Another computational study (DOI) also arrives at a concerted reaction mechanism in which ethylene seems to act as a bridge for electron transfer from the Lewis base center P to the Lewis acid center B

In another development, Bertrand et al have demonstrated hydrogen and ammonia cleavage with certain carbenes (DOI).

Hydrogen activation by a singlet carbene is very similar to that of a transition metal as both have a filled orbital and a vacant nonbonding orbital. Unable to interact with each other (or dimerize to an alkene) carbenes too can be considered frustrated Lewis pairs. In this reaction the carbene reacts as a nucleophile, creating a transient hydride which recombines with the positively polarized carbon.

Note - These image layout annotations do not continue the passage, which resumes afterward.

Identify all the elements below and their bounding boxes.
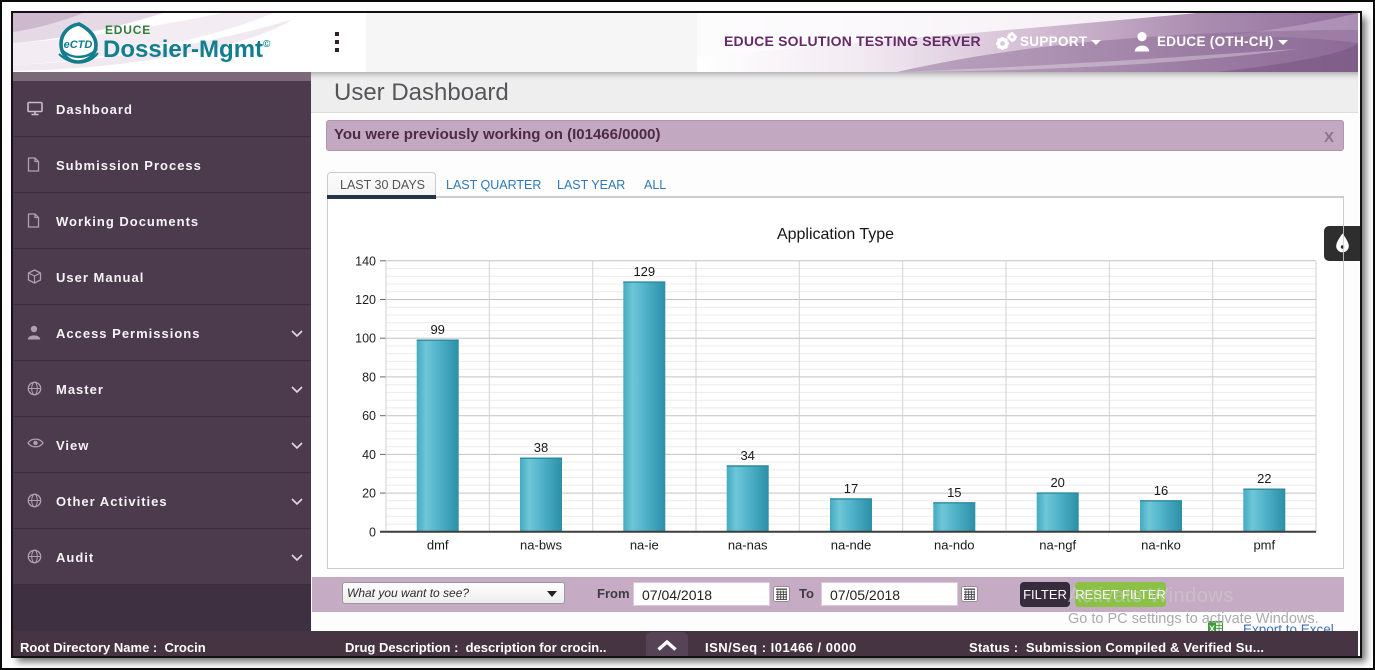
svg-text:17: 17 [844, 481, 858, 496]
svg-text:na-ngf: na-ngf [1039, 537, 1076, 552]
svg-text:40: 40 [362, 448, 376, 462]
svg-text:20: 20 [362, 487, 376, 501]
svg-text:na-ie: na-ie [630, 537, 659, 552]
svg-text:X: X [1209, 624, 1215, 634]
svg-text:99: 99 [430, 322, 444, 337]
svg-text:0: 0 [369, 525, 376, 539]
svg-text:38: 38 [534, 440, 548, 455]
svg-text:15: 15 [947, 485, 961, 500]
svg-text:na-nas: na-nas [728, 537, 768, 552]
svg-text:140: 140 [355, 254, 376, 268]
svg-text:na-nde: na-nde [831, 537, 871, 552]
svg-text:na-bws: na-bws [520, 537, 562, 552]
svg-text:na-ndo: na-ndo [934, 537, 974, 552]
svg-text:60: 60 [362, 409, 376, 423]
svg-text:16: 16 [1154, 483, 1168, 498]
svg-text:eCTD: eCTD [64, 39, 93, 51]
svg-text:20: 20 [1050, 475, 1064, 490]
svg-text:pmf: pmf [1253, 537, 1275, 552]
svg-text:120: 120 [355, 293, 376, 307]
svg-text:80: 80 [362, 370, 376, 384]
svg-text:129: 129 [633, 264, 655, 279]
svg-text:Application Type: Application Type [777, 226, 894, 243]
svg-text:34: 34 [740, 448, 754, 463]
svg-text:na-nko: na-nko [1141, 537, 1181, 552]
svg-text:22: 22 [1257, 471, 1271, 486]
svg-text:dmf: dmf [427, 537, 449, 552]
svg-text:100: 100 [355, 332, 376, 346]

The definition of FLP gets a bit stretched in the Bertrand report (in it FLP does not get a mention but others have made the connection) but a true carbene - borane system was reported in 2008 By Stephan et al. (DOI) and (identical system only 5 days later) by Holschumacher et al. (DOI):

In absence of hydrogen carbene and borane will slowly form an insoluble and unreactive adduct, the reaction of carbene with hydrogen alone was not investigated.

Most recently, the frustrated Lewis pair family was extended to combinations of amines and boranes by Sumerin et al. (DOI). TMP was reacted to B(C6F5)3 in presence of hydrogen gas to form a adduct capable of reducing benzaldehyde:


A B/P system with an ethylene or alkene bridge and capable of simple reductions has been developed by Spies et al (DOI (DOI).